PodChatLive is the regular live for the regular interaction of Podiatrists and also other clinicians that can be involved. It is hosted by Craig Payne from Melbourne, Australia and Ian Griffiths from England, United Kingtom. The stream is broadcast live on Facebook after which is later modified and downloaded to YouTube so lots more people have access to it. Each episode includes a different guest or selection of guests to speak about a different subject each month. Requests are submitted live during the Facebook stream and answered live by the Craig and Ian and guests. The audio version is published as a PodCast on iTunes and also Spotify and the other usual podcast resources. They've acquired a significant following among podiatry practitioners that's growing. PodChatLive can be viewed as one of the ways by which podiatrists can get free qualified professional development hours or continuing medical learning credits.

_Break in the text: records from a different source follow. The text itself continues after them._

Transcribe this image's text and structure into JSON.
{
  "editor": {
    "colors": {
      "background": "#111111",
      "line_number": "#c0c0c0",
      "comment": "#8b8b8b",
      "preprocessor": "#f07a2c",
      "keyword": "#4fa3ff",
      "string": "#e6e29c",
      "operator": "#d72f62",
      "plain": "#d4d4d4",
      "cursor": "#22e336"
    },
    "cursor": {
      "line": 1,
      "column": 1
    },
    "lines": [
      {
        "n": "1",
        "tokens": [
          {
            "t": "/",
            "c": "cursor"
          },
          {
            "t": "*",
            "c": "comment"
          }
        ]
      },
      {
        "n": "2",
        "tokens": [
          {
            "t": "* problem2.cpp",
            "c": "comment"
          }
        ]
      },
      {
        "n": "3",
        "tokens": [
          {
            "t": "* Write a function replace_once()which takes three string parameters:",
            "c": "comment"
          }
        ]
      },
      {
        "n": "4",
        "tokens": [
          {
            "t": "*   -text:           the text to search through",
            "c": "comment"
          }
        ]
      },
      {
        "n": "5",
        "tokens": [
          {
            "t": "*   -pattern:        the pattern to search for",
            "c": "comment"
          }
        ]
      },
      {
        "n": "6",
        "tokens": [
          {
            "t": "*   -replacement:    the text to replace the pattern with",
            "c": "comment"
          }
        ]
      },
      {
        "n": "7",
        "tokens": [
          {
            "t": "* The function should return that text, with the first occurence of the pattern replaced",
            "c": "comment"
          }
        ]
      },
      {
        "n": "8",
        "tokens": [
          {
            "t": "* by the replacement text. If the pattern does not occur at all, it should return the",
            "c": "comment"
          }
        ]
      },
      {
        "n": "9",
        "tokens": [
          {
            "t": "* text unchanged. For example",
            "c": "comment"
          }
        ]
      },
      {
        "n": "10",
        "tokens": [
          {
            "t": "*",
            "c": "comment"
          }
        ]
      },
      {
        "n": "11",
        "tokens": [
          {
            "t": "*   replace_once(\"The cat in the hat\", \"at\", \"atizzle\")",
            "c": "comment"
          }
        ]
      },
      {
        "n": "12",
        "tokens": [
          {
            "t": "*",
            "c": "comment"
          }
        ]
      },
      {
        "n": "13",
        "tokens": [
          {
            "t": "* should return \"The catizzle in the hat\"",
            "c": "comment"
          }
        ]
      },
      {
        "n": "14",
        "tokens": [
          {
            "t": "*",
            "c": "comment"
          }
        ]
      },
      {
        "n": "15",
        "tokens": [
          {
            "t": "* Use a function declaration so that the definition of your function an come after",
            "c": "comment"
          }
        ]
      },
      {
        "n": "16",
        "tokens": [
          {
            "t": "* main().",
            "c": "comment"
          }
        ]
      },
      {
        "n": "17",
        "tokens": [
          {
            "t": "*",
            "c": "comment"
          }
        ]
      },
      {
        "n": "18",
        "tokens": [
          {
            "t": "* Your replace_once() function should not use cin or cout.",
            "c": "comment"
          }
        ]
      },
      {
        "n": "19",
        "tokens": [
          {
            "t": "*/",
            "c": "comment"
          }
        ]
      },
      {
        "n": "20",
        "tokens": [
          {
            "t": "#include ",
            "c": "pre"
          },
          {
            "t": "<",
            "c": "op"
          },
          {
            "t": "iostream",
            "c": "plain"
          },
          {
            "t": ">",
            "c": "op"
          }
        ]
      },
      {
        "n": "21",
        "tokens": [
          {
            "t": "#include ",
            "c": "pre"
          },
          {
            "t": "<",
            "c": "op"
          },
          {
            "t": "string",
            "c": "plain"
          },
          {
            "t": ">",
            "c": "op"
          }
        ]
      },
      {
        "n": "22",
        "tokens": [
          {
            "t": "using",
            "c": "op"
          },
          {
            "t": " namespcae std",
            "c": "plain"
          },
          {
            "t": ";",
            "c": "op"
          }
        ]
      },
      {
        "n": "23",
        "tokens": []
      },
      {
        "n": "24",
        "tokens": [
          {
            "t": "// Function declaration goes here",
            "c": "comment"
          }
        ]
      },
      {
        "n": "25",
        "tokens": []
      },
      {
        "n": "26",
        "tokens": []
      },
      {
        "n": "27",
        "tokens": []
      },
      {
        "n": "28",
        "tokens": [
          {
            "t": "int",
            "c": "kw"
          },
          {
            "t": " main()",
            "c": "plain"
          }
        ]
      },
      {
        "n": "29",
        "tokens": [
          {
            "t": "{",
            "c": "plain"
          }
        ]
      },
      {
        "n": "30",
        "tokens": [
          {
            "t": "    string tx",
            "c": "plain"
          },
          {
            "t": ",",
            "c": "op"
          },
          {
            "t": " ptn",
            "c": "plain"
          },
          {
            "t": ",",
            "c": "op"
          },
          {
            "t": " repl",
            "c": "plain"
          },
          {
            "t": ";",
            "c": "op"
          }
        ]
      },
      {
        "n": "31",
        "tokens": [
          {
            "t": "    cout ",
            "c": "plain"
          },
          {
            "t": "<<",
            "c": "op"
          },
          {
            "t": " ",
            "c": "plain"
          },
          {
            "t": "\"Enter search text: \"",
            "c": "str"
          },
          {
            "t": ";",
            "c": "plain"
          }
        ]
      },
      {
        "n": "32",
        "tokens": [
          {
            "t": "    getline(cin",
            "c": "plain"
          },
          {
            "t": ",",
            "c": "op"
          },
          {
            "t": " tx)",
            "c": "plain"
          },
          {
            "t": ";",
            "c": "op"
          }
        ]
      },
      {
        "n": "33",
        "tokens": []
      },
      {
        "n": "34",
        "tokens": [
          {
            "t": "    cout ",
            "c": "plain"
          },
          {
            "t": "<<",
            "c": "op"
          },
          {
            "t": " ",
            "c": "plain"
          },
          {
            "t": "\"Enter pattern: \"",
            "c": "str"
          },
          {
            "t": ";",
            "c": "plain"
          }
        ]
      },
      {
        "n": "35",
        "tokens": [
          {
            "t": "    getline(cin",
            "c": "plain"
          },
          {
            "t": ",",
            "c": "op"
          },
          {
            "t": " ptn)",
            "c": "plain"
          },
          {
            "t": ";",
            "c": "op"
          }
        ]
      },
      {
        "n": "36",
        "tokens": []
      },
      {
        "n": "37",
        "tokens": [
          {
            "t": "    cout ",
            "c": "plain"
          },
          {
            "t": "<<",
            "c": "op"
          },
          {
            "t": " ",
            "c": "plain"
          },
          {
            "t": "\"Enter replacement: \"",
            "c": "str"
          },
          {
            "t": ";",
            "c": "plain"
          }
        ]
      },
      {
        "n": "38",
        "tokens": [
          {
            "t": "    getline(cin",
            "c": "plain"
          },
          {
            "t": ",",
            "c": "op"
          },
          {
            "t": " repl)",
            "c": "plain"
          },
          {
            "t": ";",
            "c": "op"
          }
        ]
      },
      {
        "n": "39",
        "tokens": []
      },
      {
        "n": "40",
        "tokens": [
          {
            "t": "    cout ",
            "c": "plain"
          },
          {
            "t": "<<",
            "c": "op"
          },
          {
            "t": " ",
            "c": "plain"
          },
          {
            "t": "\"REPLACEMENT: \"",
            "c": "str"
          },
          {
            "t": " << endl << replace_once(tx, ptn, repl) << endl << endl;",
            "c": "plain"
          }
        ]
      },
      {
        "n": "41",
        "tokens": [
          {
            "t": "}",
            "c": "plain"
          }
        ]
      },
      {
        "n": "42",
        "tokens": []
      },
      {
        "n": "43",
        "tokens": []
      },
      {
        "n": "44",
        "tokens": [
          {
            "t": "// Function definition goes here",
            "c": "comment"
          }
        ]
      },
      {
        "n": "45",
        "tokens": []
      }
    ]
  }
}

Episode eighteen of the show looked over bicycling and podiatry and associated topics. The guests were the physical therapist, Robert Brown and the podiatrist , Nathan White. Rob Brown had been the previous head Physio for the Orica-GreenEdge professional cycling group and now specializes in bicycling analysis, injury and cycle fit. Nathan White has worked closely with numerous elite cyclists all over Australasia and is the co-founder with the tailor made orthoses business Cobra9 Cycling Orthotics. In the PodChatLive on bicycling they described exactly what a bike fit consists of and just how critical the bike fit would be to avoid injury and improve bicycling efficiency. They also discussed the prevalent foot problems cyclists present with and also the clinical thinking in regards to taking care of them. This was crucial due to the nature of the bicycling shoes and also the biomechanics of cycling which is so distinct to walking and running. They additionally had an deatailed discussion about the foot level interventions both inside the shoe (orthoses) and external to it (on the interface with the cleat/pedal).